China is a tea culture. Coffee here is, for the most part, awful. The "coffee shop" in my dorm (little more than a two fridges of cold drinks and a freezer full of ice cream, charges you 5 yuan for a cup of instant coffee. Instant. I don't think I've ever run into an establishment in the US that serves instant coffee. It's not really a problem though, because I don't drink it. When in Rome... drink tea. I'm not really sure why, but the only tea I've really been drinking is chrysanthemum tea. China has a lot of green tea, oolong tea, red tea, etc, etc, but sometime in the first few days I started on chrysanthemum tea and never looked back. It's mild, yet flavorful, and looks good too (white flowers swirling in hot water). I think I can find the stuff in Westport.

Dried fruit is much more common here in than at home. There's a dried fruit aisle at the supermarket. One of my friends bought banana chips one day... we don't have fridges in our rooms, so anything that keeps well on the shelf is good dorm food. I started eating banana chips by the bag. I decided yesterday to give those up, because I found them more addictive than Pringles. Do not buy me banana chips as a coming home gift. Give me a few of yours instead.

I'm really not a candy man. I can't think of any circumstances under which I would purchase candy at home. Here, however, a circumstance has arisen. It involves my next door neighbors, Sterling and Christina, and my unfortunate home life. I don't get a long with my roommate very well. That story is neither particularly simple nor interesting. It's not that big of a deal, but as a result, all else equal, I prefer not to be in my room. As it turned out that Sterling and Christina are two of my best friends here, and they're both very laid back. One day I fell asleep on one of their beds while hanging out. We were all pretty comfortable with that arrangement, so it became a custom. I think I've napped on one of their beds every day this week. We've joked with the director of the program here about moving my bed into their room. Of course, nothing comes for free. They charge me rent: one Kinder Bueno bar a day. Sterling introduced me to the stuff at the beginning of the semester and I'm developing a problem. I swear to God they put crack in that stuff. If you haven't tried it before, split one with a friend... ideally a really good friend of compatible orientation, because under the right lighting conditions I've heard that magic happens (that's hyperbole, not euphemism; sorry for the confusion, Sterling's boyfriend).

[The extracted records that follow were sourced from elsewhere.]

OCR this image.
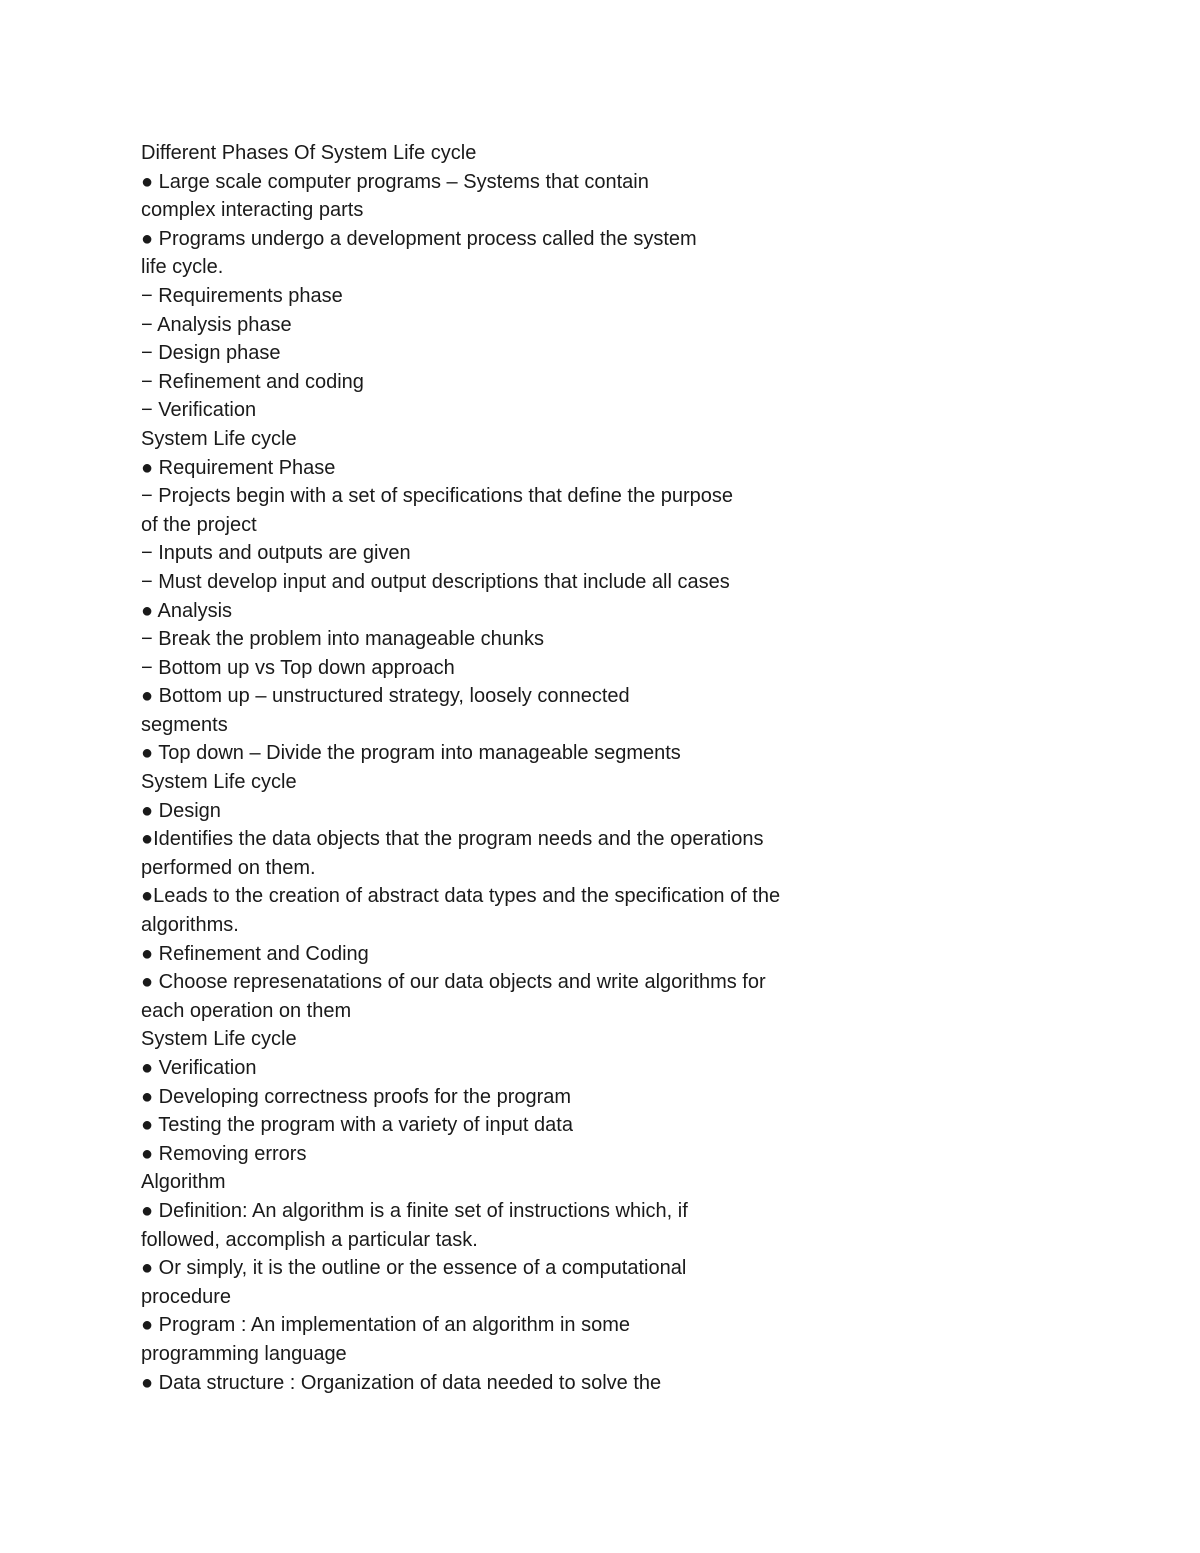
Different Phases Of System Life cycle
● Large scale computer programs – Systems that contain
complex interacting parts
● Programs undergo a development process called the system
life cycle.
− Requirements phase
− Analysis phase
− Design phase
− Refinement and coding
− Verification
System Life cycle
● Requirement Phase
− Projects begin with a set of specifications that define the purpose
of the project
− Inputs and outputs are given
− Must develop input and output descriptions that include all cases
● Analysis
− Break the problem into manageable chunks
− Bottom up vs Top down approach
● Bottom up – unstructured strategy, loosely connected
segments
● Top down – Divide the program into manageable segments
System Life cycle
● Design
●Identifies the data objects that the program needs and the operations
performed on them.
●Leads to the creation of abstract data types and the specification of the
algorithms.
● Refinement and Coding
● Choose represenatations of our data objects and write algorithms for
each operation on them
System Life cycle
● Verification
● Developing correctness proofs for the program
● Testing the program with a variety of input data
● Removing errors
Algorithm
● Definition: An algorithm is a finite set of instructions which, if
followed, accomplish a particular task.
● Or simply, it is the outline or the essence of a computational
procedure
● Program : An implementation of an algorithm in some
programming language
● Data structure : Organization of data needed to solve the
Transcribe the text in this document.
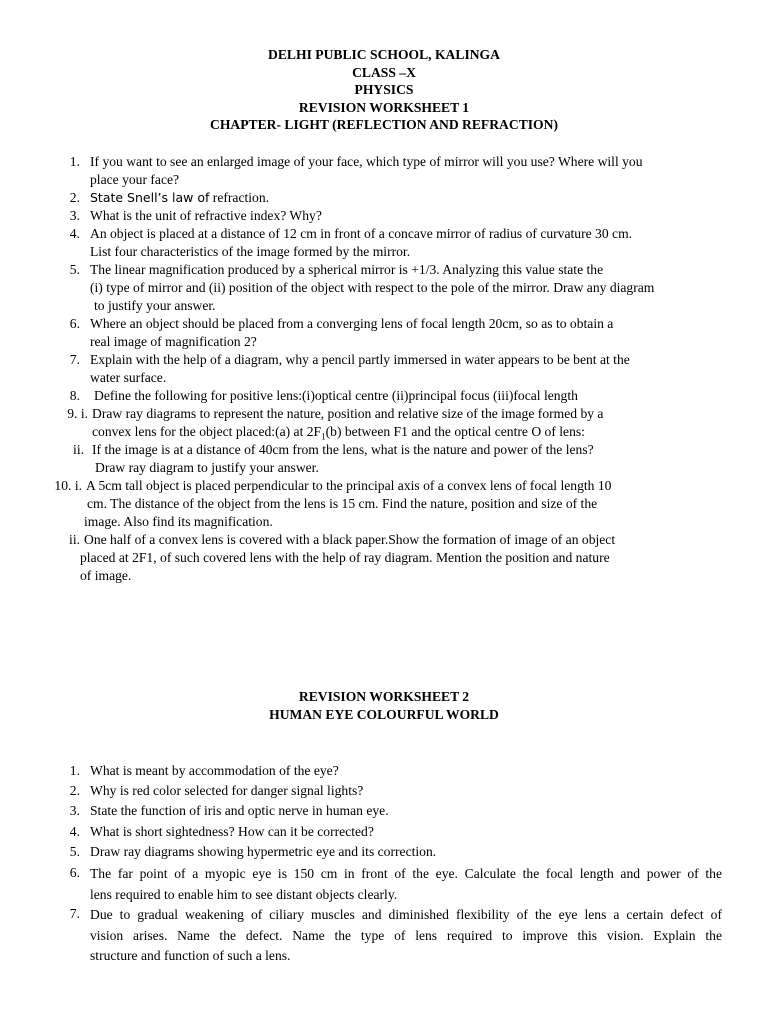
DELHI PUBLIC SCHOOL, KALINGA
CLASS –X
PHYSICS
REVISION WORKSHEET 1
CHAPTER- LIGHT (REFLECTION AND REFRACTION)
1. If you want to see an enlarged image of your face, which type of mirror will you use? Where will you
place your face?
2. State Snell’s law of refraction.
3. What is the unit of refractive index? Why?
4. An object is placed at a distance of 12 cm in front of a concave mirror of radius of curvature 30 cm.
List four characteristics of the image formed by the mirror.
5. The linear magnification produced by a spherical mirror is +1/3. Analyzing this value state the
(i) type of mirror and (ii) position of the object with respect to the pole of the mirror. Draw any diagram
to justify your answer.
6. Where an object should be placed from a converging lens of focal length 20cm, so as to obtain a
real image of magnification 2?
7. Explain with the help of a diagram, why a pencil partly immersed in water appears to be bent at the
water surface.
8. Define the following for positive lens:(i)optical centre (ii)principal focus (iii)focal length
9. i. Draw ray diagrams to represent the nature, position and relative size of the image formed by a
convex lens for the object placed:(a) at $2F_1(b)$ between F1 and the optical centre O of lens:
ii. If the image is at a distance of 40cm from the lens, what is the nature and power of the lens?
Draw ray diagram to justify your answer.
10. i. A 5cm tall object is placed perpendicular to the principal axis of a convex lens of focal length 10
cm. The distance of the object from the lens is 15 cm. Find the nature, position and size of the
image. Also find its magnification.
ii. One half of a convex lens is covered with a black paper.Show the formation of image of an object
placed at 2F1, of such covered lens with the help of ray diagram. Mention the position and nature
of image.
REVISION WORKSHEET 2
HUMAN EYE COLOURFUL WORLD
1. What is meant by accommodation of the eye?
2. Why is red color selected for danger signal lights?
3. State the function of iris and optic nerve in human eye.
4. What is short sightedness? How can it be corrected?
5. Draw ray diagrams showing hypermetric eye and its correction.
6. The far point of a myopic eye is 150 cm in front of the eye. Calculate the focal length and power of the
lens required to enable him to see distant objects clearly.
7. Due to gradual weakening of ciliary muscles and diminished flexibility of the eye lens a certain defect of
vision arises. Name the defect. Name the type of lens required to improve this vision. Explain the
structure and function of such a lens.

Chinese 饺子 (dumplings) and 包子 (steamed buns) are ubiquitous and range in quality from pedantic to outstanding. Obviously, the latter are better. You're probably familiar with these, so I won't spend too much time on this. However, dumplings are much better with vinegar than with soy sauce, and if you come across soup-filled steamed buns (a Shanghai specialty) you must eat them. I went to a Shanghai-ese restaurant with the director and she stuff my friend and I full of all sorts of food. At the time, we were unable to finish the plate of these buns, so we took them home. 15 minutes later, still stuffed, but no longer able to resist temptation, I finished them off. It's possible that I actually have four stomachs (making me comparable to a cow with respect to gastrointestinal complexity), the fourth reserved solely for these buns.

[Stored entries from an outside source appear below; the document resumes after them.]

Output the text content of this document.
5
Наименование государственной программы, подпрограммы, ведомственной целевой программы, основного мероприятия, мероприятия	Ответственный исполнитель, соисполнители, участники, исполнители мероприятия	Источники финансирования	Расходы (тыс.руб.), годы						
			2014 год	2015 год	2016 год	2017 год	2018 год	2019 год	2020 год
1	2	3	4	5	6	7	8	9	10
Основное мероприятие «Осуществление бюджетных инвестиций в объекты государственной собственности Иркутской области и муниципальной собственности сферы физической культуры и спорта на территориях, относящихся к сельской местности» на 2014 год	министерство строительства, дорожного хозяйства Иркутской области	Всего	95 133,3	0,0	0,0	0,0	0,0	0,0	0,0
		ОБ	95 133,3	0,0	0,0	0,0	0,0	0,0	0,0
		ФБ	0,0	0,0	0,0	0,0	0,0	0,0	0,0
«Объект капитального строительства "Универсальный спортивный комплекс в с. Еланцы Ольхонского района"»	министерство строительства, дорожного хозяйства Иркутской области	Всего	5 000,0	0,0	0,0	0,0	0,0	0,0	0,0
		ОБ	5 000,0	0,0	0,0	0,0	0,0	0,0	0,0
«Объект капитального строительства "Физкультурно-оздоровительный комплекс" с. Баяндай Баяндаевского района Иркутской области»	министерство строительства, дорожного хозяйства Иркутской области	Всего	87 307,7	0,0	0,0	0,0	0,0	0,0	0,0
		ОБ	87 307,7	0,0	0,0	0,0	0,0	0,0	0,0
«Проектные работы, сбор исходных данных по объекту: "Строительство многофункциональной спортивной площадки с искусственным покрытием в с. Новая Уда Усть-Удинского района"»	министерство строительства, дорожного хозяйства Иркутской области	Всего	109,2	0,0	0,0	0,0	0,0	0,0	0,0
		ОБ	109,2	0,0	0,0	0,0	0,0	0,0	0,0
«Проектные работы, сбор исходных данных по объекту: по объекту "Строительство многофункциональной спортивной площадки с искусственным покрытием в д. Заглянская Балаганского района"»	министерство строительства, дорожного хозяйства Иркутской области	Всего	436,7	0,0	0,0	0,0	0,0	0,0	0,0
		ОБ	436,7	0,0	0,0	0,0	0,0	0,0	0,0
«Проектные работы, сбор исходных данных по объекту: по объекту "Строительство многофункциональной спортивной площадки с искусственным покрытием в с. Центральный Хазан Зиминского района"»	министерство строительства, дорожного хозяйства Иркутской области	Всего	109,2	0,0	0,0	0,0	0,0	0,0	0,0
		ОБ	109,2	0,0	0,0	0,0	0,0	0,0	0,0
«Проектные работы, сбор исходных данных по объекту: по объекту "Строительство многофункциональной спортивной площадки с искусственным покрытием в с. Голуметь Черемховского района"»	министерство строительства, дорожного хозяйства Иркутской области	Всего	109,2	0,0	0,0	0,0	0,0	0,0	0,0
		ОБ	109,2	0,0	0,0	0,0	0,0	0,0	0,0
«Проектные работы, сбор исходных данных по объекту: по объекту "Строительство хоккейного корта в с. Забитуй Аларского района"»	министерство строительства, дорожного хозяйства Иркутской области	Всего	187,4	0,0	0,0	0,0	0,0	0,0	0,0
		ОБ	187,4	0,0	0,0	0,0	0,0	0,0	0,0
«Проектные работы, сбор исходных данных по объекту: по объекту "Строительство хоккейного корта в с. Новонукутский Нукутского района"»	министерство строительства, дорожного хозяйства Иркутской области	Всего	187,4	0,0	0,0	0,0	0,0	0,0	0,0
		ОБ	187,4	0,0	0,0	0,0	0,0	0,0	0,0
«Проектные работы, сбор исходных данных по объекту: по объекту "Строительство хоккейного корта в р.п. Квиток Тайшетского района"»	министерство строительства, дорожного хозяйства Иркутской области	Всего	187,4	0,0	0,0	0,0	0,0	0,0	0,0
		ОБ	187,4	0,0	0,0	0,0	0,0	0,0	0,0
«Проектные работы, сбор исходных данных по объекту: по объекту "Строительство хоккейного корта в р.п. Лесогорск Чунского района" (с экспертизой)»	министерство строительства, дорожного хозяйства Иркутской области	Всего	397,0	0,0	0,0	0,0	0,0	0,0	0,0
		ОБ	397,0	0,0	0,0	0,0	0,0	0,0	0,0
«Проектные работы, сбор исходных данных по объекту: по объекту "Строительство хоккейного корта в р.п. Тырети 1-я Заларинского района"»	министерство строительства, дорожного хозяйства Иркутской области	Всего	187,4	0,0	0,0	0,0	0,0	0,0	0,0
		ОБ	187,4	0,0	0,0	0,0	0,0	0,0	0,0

Then there's 拔丝 (basi) fruit. Literally, 拔丝 means "drawing wire". It refers to a manner of making candied fruit. I honestly don't know what they do, but it involves sugar, oil, sections of fruit, and voodoo. The result is a large heap of hot, gleaming, and unbelievably sticky indulgence. The name comes from the fact that when you try to grab a piece, you sugary threads try to keep the pack together. You dip the piece in a bowl of water to cut the threads, and may then discover why I live to eat, and not the other way around. If you wait too long and let the dish cool, there is nothing commonly found on a dinner table that can help you separate the pieces from the plate. My favorite flavor is banana.

I really don't want to go home and eat American food... ugh. Somebody super-size my summer.